Sur le plan psychothérapique, la conception rogérienne va s’opposer radicalement à la psychanalyse. En particulier, Rogers dénie au passé individuel et collectif son importance décisive dans la « maladie », et par là il fuit l’histoire pour le présent, vécu comme « expérience pure ». Il refuse par ailleurs l’interprétation analytique, présentée comme une intrusion arbitraire dans le monde de l’autre. Enfin, Rogers escamote la question du transfert, pourtant aujourd’hui reconnu comme dimension fondamentale de la relation.

Sur le plan pédagogique, la conception rogérienne va se développer dans le même ordre logique.
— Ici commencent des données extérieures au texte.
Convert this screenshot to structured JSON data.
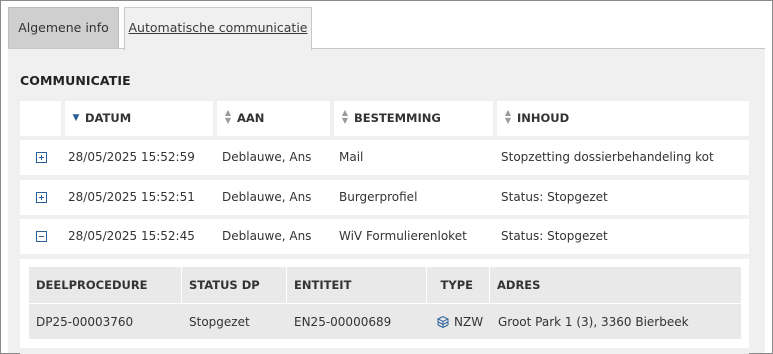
{
  "tabs": [
    {
      "label": "Algemene info",
      "active": false
    },
    {
      "label": "Automatische communicatie",
      "active": true
    }
  ],
  "section": {
    "title": "COMMUNICATIE"
  },
  "table": {
    "columns": [
      {
        "label": "DATUM",
        "sort": "desc"
      },
      {
        "label": "AAN",
        "sort": "none"
      },
      {
        "label": "BESTEMMING",
        "sort": "none"
      },
      {
        "label": "INHOUD",
        "sort": "none"
      }
    ],
    "rows": [
      {
        "expanded": false,
        "datum": "28/05/2025 15:52:59",
        "aan": "Deblauwe, Ans",
        "bestemming": "Mail",
        "inhoud": "Stopzetting dossierbehandeling kot"
      },
      {
        "expanded": false,
        "datum": "28/05/2025 15:52:51",
        "aan": "Deblauwe, Ans",
        "bestemming": "Burgerprofiel",
        "inhoud": "Status: Stopgezet"
      },
      {
        "expanded": true,
        "datum": "28/05/2025 15:52:45",
        "aan": "Deblauwe, Ans",
        "bestemming": "WiV Formulierenloket",
        "inhoud": "Status: Stopgezet"
      }
    ]
  },
  "detail": {
    "columns": [
      "DEELPROCEDURE",
      "STATUS DP",
      "ENTITEIT",
      "TYPE",
      "ADRES"
    ],
    "rows": [
      {
        "deelprocedure": "DP25-00003760",
        "status": "Stopgezet",
        "entiteit": "EN25-00000689",
        "type": "NZW",
        "type_icon": "building-icon",
        "adres": "Groot Park 1 (3), 3360 Bierbeek"
      }
    ]
  },
  "colors": {
    "link": "#2d5f99",
    "panel_bg": "#f0f0f0",
    "tab_inactive_bg": "#cfcfcf",
    "detail_bg": "#e9e9e9"
  }
}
Dans sa célèbre conférence de Harvard (1960), il déclare, entre autres paradoxes, qu’il n’est pas possible d’« enseigner à quelqu’un d’autre à enseigner », que « tout ce qui peut être enseigné à une autre personne est relativement sans utilité », et que des « connaissances découvertes par l’individu [...] au cours d’une expérience ne peuvent pas être directement communiquées à d’autres ». Il en déduit dès lors qu’il faut « renoncer à tout enseignement », car « ceux qui désireraient apprendre quelque chose se réuniraient pour le faire », et préconise l’abolition des examens et diplômes.
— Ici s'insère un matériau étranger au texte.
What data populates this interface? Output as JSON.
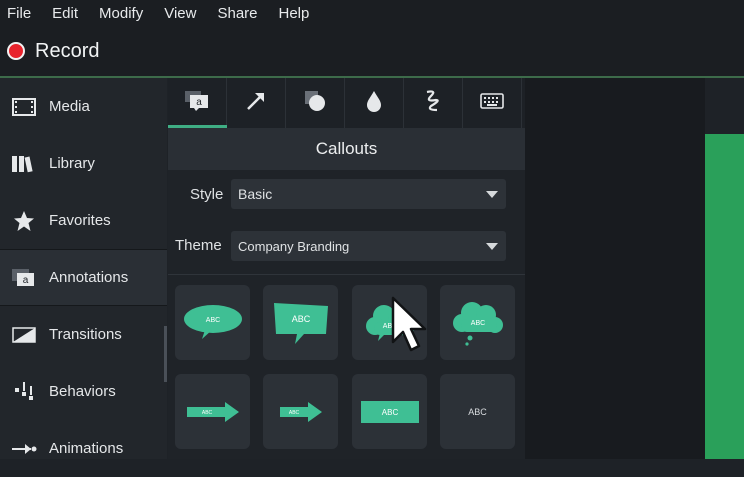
{
  "menu": {
    "items": [
      "File",
      "Edit",
      "Modify",
      "View",
      "Share",
      "Help"
    ]
  },
  "record": {
    "label": "Record"
  },
  "sidebar": {
    "items": [
      {
        "label": "Media",
        "icon": "film-icon"
      },
      {
        "label": "Library",
        "icon": "books-icon"
      },
      {
        "label": "Favorites",
        "icon": "star-icon"
      },
      {
        "label": "Annotations",
        "icon": "annotation-icon"
      },
      {
        "label": "Transitions",
        "icon": "transition-icon"
      },
      {
        "label": "Behaviors",
        "icon": "behaviors-icon"
      },
      {
        "label": "Animations",
        "icon": "animations-icon"
      }
    ],
    "active": "Annotations"
  },
  "panel": {
    "tabs": [
      {
        "icon": "callout-icon",
        "active": true
      },
      {
        "icon": "arrow-icon"
      },
      {
        "icon": "shape-icon"
      },
      {
        "icon": "blur-drop-icon"
      },
      {
        "icon": "sketch-icon"
      },
      {
        "icon": "keyboard-icon"
      }
    ],
    "title": "Callouts",
    "style": {
      "label": "Style",
      "value": "Basic"
    },
    "theme": {
      "label": "Theme",
      "value": "Company Branding"
    },
    "callouts": [
      {
        "type": "speech-bubble-oval",
        "text": "ABC"
      },
      {
        "type": "speech-bubble-rect",
        "text": "ABC"
      },
      {
        "type": "thought-cloud",
        "text": "ABC"
      },
      {
        "type": "thought-cloud-dots",
        "text": "ABC"
      },
      {
        "type": "arrow-long",
        "text": "ABC"
      },
      {
        "type": "arrow-short",
        "text": "ABC"
      },
      {
        "type": "rectangle",
        "text": "ABC"
      },
      {
        "type": "text-only",
        "text": "ABC"
      }
    ]
  },
  "colors": {
    "accent": "#3fae84",
    "record": "#e8232c",
    "canvas": "#2aa05a"
  }
}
Or, si Rogers restaure la personne dans son intégrité phénoménologique, s’il met en relief l’irremplaçable motivation nécessaire à toute communication, il ne tient aucun compte des données historiques, économiques et sociales, bref des contingences « politiques » qui fondent les relations humaines à un moment déterminé. Du coup, son apport heuristique dans le champ des attitudes éducatives se généralise en idéologie de la non-intervention, en refus de la prise de position personnelle et en psychologisation de la science (une « expérience » comme une autre), c’est-à-dire en irrationalisme. Ces conséquences extrêmes, déjà siennes, se verront mieux encore chez certains non-directivistes français se réclamant de lui. Elles ouvrent sur le scepticisme et laissent le champ libre à la manipulation collective, dans la mesure où l’abstentionnisme vécu comme une fin en soi est une manière d’abandonner les décisions à d’autres.
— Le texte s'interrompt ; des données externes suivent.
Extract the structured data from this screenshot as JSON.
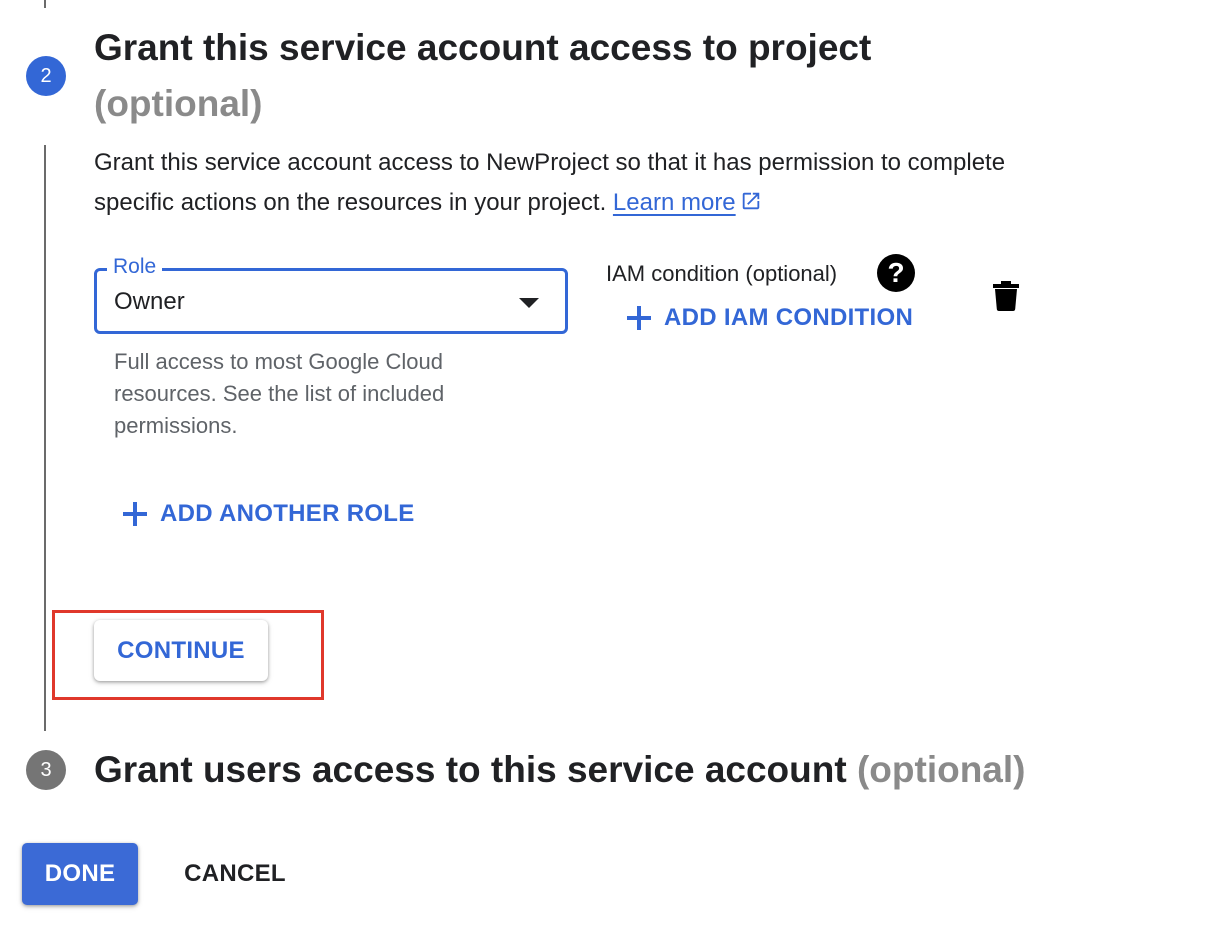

Rogers a surtout contribué à ébranler la toute confiance expérimentaliste et la tendance positiviste en sciences humaines. Mais ses théorisations sont pour le moins discutables, dans la mesure où elles s’expliquent plus par ses contradictions historiques personnelles (science ou foi ?) que par un travail scientifique réellement circonscrit. Sa contribution pratique restera d’importance. Mais, isolée, elle devient vite une métaphysique « moderne ».

J. P.

➙ Pédagogie / Psychologie.

 A. de Peretti, Liberté et relations humaines ou l’Inspiration non directive (Éd. de l’Épi, 1966) ; Pensée et vérité de Carl Rogers (Privat, Toulouse, 1974). / M. de la Puente, Carl Rogers, de la psychanalyse à l’enseignement (Éd. de l’Épi, 1970). / P. B. Marquet, Rogers (Éd. universitaires, 1971).

Rokossovski (Konstantine Konstantinovitch)

Maréchal soviétique (Varsovie 1896 - Moscou 1968).


Fils d’un haut fonctionnaire des chemins de fer russes en Pologne, Konstantine Rokossovski s’engage dans la cavalerie. Rapidement nommé aspirant, il termine la Première Guerre mondiale comme capitaine en second. Il passe dans l’armée rouge dès 1918 et adhère au parti communiste en 1919. Homme de confiance de Trotski et de Frounze, il combat pendant la guerre civile en Ukraine et en Pologne, et sort de l’Académie Frounze en 1929 ; il a le courage l’année précédente de prendre la défense d’un de ses professeurs, le colonel A. I. Verkhovski, accusé de complot contre l’État. Grand, élégant et amateur de musique, Rokossovski connaîtra une carrière mouvementée. En 1929, il est envoyé en Mandchourie auprès de Vassili Konstantinovitch Blücher (Blioukher). Impliqué dans l’épuration stalinienne de 1937, il est arrêté, mais sera libéré en 1938 sur l’intervention de Vorochilov, qui apprécie sa valeur. Dès lors, Rokossovski sera l’objet d’un avancement brillant. À la tête de la XVIe armée, il se distingue devant Moscou en 1941, et en 1942-43 le front du Don qu’il commande joue un rôle décisif dans la victoire de Stalingrad*. Il gagne les victoires de Koursk et de Briansk avant de prendre en 1944 le commandement des 1er et 2e fronts de Russie Blanche dont il conduit l’offensive de Moguilev à Varsovie.